実質賃金とは?なぜ日本人の生活は豊かになった実感がないのか
実質賃金とは、物価変動を考慮した賃金です。給料が増えても物価がそれ以上に上がれば、実際の購買力は低下します。日本人の生活水準を数字で確認しましょう。
実質賃金とは
実質賃金とは、物価変動を考慮した賃金です。
例えば給料が10%増えても、物価が20%上がれば実際に買える商品やサービスは減ってしまいます。
そのため経済学では、
を考慮した実質賃金が重要視されます。
名目賃金との違い
名目賃金は給与明細に記載されている金額です。
一方、実質賃金はそのお金でどれだけ物を買えるかを示します。
例えば
- 給料:100万円 → 110万円
- 物価:100 → 120
となった場合、給料は増えていますが購買力は低下しています。
日本の実質賃金はどう推移したのか
KeizaiMapで確認すると、日本の実質賃金は1990年から2024年までほぼ横ばいとなっています。
同じ期間に物価や税負担が変化していることを考えると、多くの人が 「生活が楽になった実感がない」と感じる理由の一つと考えられます。

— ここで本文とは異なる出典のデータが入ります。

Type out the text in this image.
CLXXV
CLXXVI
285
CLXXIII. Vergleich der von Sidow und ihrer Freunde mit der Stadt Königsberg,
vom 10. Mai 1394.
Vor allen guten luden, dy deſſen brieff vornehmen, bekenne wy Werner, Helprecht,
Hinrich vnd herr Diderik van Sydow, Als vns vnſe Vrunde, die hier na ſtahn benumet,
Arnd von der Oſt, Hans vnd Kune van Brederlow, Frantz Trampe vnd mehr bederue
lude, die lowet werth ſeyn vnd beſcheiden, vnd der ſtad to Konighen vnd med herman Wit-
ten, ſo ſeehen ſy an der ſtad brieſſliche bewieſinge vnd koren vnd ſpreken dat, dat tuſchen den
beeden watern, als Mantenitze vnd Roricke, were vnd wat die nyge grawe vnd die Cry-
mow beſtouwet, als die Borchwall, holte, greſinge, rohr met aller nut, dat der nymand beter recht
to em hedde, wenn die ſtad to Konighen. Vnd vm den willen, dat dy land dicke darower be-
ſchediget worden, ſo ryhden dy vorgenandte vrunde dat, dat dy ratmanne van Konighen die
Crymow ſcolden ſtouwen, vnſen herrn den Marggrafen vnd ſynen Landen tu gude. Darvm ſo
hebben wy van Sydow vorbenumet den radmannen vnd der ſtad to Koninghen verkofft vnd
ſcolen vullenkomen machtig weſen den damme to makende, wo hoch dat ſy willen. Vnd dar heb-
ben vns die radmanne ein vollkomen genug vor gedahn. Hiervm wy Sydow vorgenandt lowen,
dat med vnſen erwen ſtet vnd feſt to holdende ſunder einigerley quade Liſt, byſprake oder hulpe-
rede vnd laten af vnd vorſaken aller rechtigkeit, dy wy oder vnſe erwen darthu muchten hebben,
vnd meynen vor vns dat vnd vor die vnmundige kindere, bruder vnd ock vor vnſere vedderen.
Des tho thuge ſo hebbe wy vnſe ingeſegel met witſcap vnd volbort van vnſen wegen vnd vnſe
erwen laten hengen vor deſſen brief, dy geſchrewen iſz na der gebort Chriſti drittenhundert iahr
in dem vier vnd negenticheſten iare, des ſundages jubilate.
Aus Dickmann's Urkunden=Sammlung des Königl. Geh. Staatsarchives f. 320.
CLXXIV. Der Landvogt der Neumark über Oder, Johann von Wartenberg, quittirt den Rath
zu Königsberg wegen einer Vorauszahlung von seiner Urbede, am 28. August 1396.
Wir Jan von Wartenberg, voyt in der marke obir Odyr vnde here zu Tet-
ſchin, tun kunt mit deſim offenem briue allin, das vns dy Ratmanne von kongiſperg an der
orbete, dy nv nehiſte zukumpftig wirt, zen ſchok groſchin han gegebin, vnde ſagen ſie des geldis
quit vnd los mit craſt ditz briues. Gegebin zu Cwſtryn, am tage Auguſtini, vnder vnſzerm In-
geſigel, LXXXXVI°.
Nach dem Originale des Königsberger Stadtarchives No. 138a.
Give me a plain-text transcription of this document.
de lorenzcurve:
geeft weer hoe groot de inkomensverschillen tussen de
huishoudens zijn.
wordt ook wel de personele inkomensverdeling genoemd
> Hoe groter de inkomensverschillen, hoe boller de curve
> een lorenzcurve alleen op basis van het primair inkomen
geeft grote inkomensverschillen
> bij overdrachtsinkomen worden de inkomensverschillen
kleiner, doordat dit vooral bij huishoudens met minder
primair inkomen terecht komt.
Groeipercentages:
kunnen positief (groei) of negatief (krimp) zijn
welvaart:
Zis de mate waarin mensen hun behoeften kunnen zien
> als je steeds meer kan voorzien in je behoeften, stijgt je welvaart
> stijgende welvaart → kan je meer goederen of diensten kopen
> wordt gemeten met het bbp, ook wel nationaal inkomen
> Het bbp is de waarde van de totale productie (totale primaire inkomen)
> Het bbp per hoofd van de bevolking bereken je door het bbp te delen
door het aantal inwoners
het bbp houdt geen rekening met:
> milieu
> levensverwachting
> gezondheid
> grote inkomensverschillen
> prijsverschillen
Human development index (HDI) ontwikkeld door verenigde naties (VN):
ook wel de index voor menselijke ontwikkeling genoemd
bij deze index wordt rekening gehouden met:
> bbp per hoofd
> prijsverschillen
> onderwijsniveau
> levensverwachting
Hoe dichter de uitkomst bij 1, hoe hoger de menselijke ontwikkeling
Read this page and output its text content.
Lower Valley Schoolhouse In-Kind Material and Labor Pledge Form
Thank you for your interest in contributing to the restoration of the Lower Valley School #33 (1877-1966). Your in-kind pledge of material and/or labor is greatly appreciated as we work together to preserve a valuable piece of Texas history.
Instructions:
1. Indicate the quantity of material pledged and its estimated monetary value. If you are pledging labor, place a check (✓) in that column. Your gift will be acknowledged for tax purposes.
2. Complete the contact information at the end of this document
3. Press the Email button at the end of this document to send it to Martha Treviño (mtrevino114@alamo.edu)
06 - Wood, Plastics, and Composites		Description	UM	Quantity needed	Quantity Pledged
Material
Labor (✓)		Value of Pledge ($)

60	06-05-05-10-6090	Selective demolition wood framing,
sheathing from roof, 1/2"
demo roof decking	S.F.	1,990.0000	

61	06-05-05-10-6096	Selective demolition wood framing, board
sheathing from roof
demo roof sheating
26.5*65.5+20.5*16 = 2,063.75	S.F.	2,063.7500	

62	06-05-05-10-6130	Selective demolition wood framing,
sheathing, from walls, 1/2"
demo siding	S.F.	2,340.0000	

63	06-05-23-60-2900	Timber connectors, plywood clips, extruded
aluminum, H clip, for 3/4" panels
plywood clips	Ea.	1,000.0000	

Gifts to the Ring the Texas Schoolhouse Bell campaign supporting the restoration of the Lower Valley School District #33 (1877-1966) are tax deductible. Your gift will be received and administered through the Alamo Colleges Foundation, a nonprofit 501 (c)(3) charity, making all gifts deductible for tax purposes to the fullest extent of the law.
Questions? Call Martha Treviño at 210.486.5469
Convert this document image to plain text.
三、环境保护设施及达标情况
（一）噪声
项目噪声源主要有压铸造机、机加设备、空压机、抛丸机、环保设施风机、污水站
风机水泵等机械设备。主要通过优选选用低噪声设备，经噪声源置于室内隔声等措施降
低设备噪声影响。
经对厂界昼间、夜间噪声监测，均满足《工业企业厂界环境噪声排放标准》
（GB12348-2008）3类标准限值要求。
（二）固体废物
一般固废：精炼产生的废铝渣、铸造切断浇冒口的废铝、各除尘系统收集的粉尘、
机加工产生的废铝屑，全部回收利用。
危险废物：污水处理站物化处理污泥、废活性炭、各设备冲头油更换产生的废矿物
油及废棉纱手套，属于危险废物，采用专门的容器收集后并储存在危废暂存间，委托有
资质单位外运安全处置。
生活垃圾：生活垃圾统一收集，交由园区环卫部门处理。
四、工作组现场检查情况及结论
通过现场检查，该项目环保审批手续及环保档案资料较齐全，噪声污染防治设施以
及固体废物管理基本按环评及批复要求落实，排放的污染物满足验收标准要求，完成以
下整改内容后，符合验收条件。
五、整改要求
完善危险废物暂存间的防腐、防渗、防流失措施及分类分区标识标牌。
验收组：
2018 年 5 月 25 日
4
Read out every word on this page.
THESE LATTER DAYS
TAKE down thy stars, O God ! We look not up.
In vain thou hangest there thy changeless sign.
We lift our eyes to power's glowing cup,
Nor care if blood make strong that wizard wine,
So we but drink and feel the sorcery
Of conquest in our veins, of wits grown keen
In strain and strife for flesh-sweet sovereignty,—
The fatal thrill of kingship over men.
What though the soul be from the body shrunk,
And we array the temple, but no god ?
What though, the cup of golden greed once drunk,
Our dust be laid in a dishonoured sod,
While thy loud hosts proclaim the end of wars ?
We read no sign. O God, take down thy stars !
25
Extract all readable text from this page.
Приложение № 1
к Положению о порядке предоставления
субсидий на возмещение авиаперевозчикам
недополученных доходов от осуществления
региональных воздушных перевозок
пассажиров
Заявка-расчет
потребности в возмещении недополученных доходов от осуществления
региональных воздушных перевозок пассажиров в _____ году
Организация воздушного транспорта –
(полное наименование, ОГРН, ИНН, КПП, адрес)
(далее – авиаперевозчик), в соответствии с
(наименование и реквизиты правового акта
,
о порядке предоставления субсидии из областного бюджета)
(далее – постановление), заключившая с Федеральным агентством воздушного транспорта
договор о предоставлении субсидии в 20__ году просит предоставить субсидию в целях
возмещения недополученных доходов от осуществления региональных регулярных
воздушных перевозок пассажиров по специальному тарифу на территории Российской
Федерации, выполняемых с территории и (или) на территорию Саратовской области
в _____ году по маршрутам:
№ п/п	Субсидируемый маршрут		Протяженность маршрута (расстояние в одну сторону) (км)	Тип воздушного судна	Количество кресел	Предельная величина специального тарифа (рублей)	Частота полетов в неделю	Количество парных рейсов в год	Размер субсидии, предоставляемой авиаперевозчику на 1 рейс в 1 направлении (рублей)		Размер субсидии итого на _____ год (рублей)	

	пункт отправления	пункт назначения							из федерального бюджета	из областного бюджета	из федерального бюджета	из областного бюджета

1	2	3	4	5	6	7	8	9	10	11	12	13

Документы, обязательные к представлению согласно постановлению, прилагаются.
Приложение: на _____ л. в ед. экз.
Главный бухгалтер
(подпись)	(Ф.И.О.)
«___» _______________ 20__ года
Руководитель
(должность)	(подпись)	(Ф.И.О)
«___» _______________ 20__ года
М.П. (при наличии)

実質賃金の停滞は、単なる統計の問題ではなく、日常生活の「しんどさ」に直結しています。 給与の数字が変わらない(あるいは少し増えた)のに、スーパーでの支出が増えているとすれば、 それは実質賃金が下落しているサインなのです。
KeizaiMapで見る
KeizaiMapのグラフでは、この30年間の実質賃金と物価の乖離を視覚的に確認できます。 政権ごとの比較モードで、どの時代に実質賃金が変動したのかも分析できます。
実質賃金が下がる3つの要因
実質賃金の停滞には複数の要因が重なっています。
- 社会保険料の上昇(1990年の10.8%→2024年の18.5%)─ 額面給与が増えても手取りが増えない主因のひとつ
- 消費税の段階的引き上げ(3%→5%→8%→10%)─ 可処分所得を実質的に減らす効果がある
- 円安による輸入物価の上昇─ 食料・エネルギー価格が上がり実質購買力が低下
まとめ
実質賃金は生活水準を測る重要な指標です。
景気や賃上げのニュースを見る際は、名目賃金ではなく実質賃金にも注目しましょう。 KeizaiMapで日本経済の現実を数字で見つめることが、 今後の経済動向を理解する第一歩となります。